On the 18th of January, I had the opportunity to have dinner with and attend the lecture of Professor Janina Ramirez when she was visiting my school.


Ramirez is most well known by the general public for her BBC documentaries, such as Raiders of the Lost Past with Janina Ramirez (2019) in which she explores topics ranging from Tutankhamen to Vikings.


She also has written multiple books. Like the name suggests, The Private Lives of The Saints: Power, Passion and Politics in Angelo-Saxon England looks beyond the title of Saint and provides a fascinating approach to near mythical people. While not English, we had a great discussion over Saint Olga of Kiev, and her horrifically fascinating war tactics before her Sainthood. She also wrote the book Femina, where she explores the influence of women in the Middle Ages. As she told us in the talk, and is written in the book itself, the word Femina was used in libraries and archives to mark books written by women, as to signal which books should be destroyed or struck from the records. She found satisfaction from reclaiming this word for a book elaborating on the powerful impact of women.

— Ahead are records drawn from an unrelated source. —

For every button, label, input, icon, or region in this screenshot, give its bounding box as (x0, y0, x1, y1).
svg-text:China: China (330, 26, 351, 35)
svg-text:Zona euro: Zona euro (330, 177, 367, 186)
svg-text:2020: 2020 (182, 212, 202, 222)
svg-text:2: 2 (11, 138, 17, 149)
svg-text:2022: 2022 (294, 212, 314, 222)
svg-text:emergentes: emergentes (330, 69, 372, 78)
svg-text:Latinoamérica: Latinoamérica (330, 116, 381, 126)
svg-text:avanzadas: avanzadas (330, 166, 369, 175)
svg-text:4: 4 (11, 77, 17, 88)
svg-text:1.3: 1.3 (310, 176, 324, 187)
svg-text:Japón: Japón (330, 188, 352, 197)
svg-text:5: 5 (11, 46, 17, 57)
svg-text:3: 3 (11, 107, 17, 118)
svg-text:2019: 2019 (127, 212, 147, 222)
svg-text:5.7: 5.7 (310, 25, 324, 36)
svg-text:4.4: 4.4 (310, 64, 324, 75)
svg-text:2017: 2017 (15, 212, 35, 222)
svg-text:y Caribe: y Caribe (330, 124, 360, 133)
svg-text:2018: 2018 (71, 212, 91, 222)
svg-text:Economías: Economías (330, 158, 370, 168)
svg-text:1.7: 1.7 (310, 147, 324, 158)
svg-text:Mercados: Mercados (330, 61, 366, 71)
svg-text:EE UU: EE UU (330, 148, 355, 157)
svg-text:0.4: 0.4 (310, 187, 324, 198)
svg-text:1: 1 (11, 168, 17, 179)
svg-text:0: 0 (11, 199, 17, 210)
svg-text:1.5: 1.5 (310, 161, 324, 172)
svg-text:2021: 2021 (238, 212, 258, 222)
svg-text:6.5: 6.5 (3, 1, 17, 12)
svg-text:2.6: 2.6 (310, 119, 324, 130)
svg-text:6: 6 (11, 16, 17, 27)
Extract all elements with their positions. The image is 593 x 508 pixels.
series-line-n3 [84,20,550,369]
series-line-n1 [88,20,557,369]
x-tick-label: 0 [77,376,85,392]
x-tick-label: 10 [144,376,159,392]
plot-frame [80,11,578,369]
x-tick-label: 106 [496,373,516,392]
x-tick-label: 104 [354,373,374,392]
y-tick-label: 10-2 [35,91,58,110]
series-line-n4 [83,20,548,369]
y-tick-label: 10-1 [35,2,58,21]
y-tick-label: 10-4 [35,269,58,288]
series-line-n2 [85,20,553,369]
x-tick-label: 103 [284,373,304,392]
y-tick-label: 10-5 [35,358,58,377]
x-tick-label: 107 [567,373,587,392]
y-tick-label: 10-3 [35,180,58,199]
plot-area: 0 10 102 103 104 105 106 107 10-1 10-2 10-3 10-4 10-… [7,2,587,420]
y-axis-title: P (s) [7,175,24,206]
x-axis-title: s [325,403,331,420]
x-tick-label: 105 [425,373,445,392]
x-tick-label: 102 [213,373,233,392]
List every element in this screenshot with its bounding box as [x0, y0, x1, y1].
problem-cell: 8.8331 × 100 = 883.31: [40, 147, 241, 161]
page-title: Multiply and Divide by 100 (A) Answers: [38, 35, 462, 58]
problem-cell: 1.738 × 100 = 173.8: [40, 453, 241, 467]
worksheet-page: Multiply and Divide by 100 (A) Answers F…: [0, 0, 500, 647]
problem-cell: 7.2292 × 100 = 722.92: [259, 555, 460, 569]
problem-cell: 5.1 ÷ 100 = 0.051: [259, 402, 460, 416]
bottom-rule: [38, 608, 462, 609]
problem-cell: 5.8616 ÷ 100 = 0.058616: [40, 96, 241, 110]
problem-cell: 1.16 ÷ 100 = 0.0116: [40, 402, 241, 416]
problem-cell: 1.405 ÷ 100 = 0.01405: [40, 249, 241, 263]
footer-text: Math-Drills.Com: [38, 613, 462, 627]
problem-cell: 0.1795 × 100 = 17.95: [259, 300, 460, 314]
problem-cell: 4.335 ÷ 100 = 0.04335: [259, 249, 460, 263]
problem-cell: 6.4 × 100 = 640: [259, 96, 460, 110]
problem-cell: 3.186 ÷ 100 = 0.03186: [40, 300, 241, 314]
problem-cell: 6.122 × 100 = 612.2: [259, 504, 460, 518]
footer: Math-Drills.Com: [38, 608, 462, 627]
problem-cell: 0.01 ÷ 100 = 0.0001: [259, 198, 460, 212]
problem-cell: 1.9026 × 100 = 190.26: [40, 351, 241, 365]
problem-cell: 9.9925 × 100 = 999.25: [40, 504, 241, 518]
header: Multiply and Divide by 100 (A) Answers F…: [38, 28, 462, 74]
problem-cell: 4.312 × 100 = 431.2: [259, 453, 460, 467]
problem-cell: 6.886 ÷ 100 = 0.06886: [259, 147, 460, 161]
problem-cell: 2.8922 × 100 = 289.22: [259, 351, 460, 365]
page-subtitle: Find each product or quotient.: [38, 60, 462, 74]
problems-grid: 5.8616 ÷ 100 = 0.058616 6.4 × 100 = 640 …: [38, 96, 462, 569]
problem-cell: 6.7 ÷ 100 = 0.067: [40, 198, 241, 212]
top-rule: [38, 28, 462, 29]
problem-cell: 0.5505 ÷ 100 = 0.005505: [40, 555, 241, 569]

She boasts an impressive resume of being a Research Fellow in History of Art at University of Oxford, an Honorary Visiting Fellow at the Department of History of Art at the University of York and a Visiting Professorship in Medieval Studies at the University of Lincoln. She actually got the email about her professorship after our meal, announcing it with ecstatic exclamation. 


In the talk itself, Ramirez told the audience, made up of sixth form students, about the historical significance of women of the past, showing photos from discoveries and of artefacts. She was able to convey extremely complicated topics in an digestible form. 


Ramirez was an extremely engaging speaker with a clear passion for the subject matter; she was even nice enough to sign my copy of Feminia!